In the 1930s, Meadows developed a flat-12 type-MAT/1 engine of 8,858cc for military applications including the Tetrarch Light Tank. Later they built a 16-litre 300 bhp flat-12 type-DAV petrol engine used in the Covenanter tank This engine was also used in the prototype A20 tank, although this weighed more than twice the Covenanter and so was considered underpowered. The later, and widely used, A22 Churchill tank was a development of the A20. Partly to provide more power, and also to improve production time, this was instead powered by a Vauxhall flat-12 engine termed the "Twin-Six", as it was based on two existing Bedford six-cylinder lorry engines. This engine was slightly more powerful, but to only a rated 350 bhp. The Guy armoured car, made in 1939–1940, used the Meadows 4-cylinder 4-ELA petrol engine.

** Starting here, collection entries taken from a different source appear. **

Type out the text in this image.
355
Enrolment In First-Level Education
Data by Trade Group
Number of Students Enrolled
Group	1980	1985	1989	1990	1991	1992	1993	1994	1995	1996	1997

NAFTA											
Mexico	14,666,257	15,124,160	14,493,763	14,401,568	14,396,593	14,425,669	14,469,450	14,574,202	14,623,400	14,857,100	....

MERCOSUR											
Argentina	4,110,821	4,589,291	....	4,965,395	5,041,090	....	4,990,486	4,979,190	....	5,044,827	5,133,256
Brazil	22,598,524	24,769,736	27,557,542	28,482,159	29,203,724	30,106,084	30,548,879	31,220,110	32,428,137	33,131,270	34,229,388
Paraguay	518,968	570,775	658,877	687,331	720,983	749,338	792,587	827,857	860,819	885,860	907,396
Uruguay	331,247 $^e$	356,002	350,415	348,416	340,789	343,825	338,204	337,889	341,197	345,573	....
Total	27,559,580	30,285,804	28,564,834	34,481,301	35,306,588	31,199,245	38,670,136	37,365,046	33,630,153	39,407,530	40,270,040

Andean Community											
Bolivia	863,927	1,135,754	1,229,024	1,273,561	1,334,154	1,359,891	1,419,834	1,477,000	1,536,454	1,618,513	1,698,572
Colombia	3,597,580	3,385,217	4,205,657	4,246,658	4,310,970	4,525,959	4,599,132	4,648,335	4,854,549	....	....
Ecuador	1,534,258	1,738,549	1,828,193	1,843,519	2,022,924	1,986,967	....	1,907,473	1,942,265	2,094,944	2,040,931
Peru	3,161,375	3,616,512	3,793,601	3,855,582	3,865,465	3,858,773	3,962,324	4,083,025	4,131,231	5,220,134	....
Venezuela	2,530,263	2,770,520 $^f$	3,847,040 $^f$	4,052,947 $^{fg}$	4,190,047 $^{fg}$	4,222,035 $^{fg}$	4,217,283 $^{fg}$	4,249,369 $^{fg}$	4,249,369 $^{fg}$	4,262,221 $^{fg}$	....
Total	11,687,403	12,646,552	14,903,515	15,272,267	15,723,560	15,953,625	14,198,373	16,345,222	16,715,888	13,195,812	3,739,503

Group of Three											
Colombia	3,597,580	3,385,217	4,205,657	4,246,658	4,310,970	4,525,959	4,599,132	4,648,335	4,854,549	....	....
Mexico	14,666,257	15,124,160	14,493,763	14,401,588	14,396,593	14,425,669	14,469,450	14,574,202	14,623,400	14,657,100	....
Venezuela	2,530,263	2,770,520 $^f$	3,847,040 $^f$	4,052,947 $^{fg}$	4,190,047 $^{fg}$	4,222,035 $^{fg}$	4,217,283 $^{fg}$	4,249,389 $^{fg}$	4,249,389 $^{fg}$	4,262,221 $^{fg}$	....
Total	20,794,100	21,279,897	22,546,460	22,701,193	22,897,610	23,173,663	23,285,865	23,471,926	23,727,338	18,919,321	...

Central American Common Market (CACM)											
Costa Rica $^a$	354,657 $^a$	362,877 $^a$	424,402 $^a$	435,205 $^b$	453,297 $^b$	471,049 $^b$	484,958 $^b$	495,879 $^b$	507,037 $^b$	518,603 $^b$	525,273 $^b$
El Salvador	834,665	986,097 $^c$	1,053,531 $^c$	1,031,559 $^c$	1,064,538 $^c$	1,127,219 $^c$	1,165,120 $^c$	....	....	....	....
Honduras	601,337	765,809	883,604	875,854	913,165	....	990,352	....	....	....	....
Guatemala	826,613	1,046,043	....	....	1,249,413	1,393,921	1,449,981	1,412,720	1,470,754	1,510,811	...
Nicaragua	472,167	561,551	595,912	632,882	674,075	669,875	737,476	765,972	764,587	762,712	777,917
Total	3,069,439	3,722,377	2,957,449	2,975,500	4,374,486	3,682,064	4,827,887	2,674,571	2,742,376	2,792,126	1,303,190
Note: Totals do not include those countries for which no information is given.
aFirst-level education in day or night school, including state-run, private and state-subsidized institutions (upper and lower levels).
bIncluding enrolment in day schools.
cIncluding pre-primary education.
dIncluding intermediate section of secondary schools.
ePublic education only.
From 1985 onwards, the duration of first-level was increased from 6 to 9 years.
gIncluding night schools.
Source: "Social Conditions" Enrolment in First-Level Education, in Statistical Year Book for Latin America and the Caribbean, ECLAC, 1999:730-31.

Meadows also made the 600 bhp Rolls-Royce Meteor V-12 petrol tank engine from 1944. This came about because Rolls-Royce Merlin engines came under the Ministry of Aircraft Production, but tank engines came under the Ministry of Supply, and the huge demand for the Merlin engine was causing Meteor production to falter and this was in turn affecting Cromwell tank production. Meadows was already involved with the Ministry of Supply, so they were brought in from 1944 to manufacture Meteor engines to cover the shortfall. The Rover Company also produced Meteor engines in this period.

===Diesel engines===
Meadows started developing diesel engines in the 1930s, and a 5-litre, 4-cylinder diesel developing 75 bhp at 2,000 rpm was launched at the 1935 Olympia Motor Transport Show. They introduced a 6-cylinder 100 bhp version in 1938. Both of these engines used a Lanova combustion chamber design, CAV injector pumps, and they were listed both for road transport and marine use. In 1938, they supplied diesel engines for the New Zealand Railways Standard class railcars.

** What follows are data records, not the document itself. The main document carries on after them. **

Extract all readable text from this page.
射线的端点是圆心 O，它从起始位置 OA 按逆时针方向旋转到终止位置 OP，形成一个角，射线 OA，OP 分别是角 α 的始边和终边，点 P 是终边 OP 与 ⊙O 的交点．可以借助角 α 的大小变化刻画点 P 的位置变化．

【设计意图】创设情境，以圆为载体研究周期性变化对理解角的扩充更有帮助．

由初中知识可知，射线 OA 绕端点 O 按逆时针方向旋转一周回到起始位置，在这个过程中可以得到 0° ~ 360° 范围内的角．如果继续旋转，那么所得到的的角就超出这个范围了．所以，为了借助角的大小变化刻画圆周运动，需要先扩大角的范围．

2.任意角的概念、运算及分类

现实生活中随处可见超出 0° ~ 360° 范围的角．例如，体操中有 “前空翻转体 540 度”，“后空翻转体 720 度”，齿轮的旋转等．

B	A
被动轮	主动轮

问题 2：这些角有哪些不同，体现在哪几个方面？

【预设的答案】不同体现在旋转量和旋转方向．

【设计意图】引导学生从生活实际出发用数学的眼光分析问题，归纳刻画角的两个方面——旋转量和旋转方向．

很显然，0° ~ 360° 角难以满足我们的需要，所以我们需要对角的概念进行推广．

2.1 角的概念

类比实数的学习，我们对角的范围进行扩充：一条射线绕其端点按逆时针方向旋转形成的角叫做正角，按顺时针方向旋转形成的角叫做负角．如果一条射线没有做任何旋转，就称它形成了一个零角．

After the Second World War, they resumed making diesel engines, but with a new design this time with direct injection and toroidal cavity pistons. The 6.9-litre 4-cylinder unit gave 85 bhp at 1,800 rpm and the 10.35-litre 6-cylinder unit developed 150 bhp at 1,800 rpm. These were aimed at both vehicle, marine, and stationary markets, and there was a horizontal version of the 6-cylinder unit for flat underfloor mounting. The same two engines were rated at 60 and 90 bhp for continuous marine use at 1,600 rpm, and a larger engine of similar design rated at 130 bhp and of 15.5-litre capacity was also listed. One of the unusual features of these engines is the ability to swap the utilities from side to side and from end to end, which also allows for making handed-engines for twin-engined marine craft. For marine use helical reduction gears of different ratios, and epicyclic reversing gears were also available. Many engines were supplied to their neighbour in Fallings Park, Guy Motors for use in their buses and trucks. A small number of diesel engines was supplied for British Rail Railbuses in 1958. They also powered the Fowler Challenger crawler tractors, the 6DC-630 in the Mk III, and the 6DJ-970 in the Mk IV. Meadows adverts show they were also used in plant like rock-crushers, ditch diggers, compressors and other equipment used in road building. They were also used to power military FV2502 27.5kVA generator sets.

Engine Models (list incomplete), the letter after the 'D' varies according to application (e.g. M = marine) :
- Pre-War four cylinder. Bore 105mm, Stroke 150mm.
- Pre-War six cylinder. Bore 105mm, Stroke 130mm.
- 4DC-330 Four cylinder diesel. Bore 120mm, Stroke 120mm, 331 cu. in. - 5.43 litres capacity
- 6DC-630 Six cylinder diesel. Bore 130mm, Stroke 130mm, 630 cu in - 10.35 litres capacity
- 6HDC-500 Six cylinder horizontal diesel. 500 cu.in. - 8.14 litres capacity
- 6DJ-970 Six cylinder diesel. 970 cu.in. - 15.5 litres

===Gearboxes===
Meadows had started by making gearboxes in 1920, initially for lorries made by the Vulcan Motor & Engineering Co and then Coventry Climax Ltd. After engines were introduced in 1922 they sold complete engine, clutch, and gearbox packages, initially with either 3 or 4 speed gearboxes, and later with 4 or 5 speed gearboxes. During the early 1950s, Meadows supplied gearboxes for the Jowett Javelin car.

===Cars===
They were also responsible for making the Meadows Frisky microcar between 1957 and 1961.

==Merger and closure==
In 1965, Henry Meadows was purchased by Jaguar.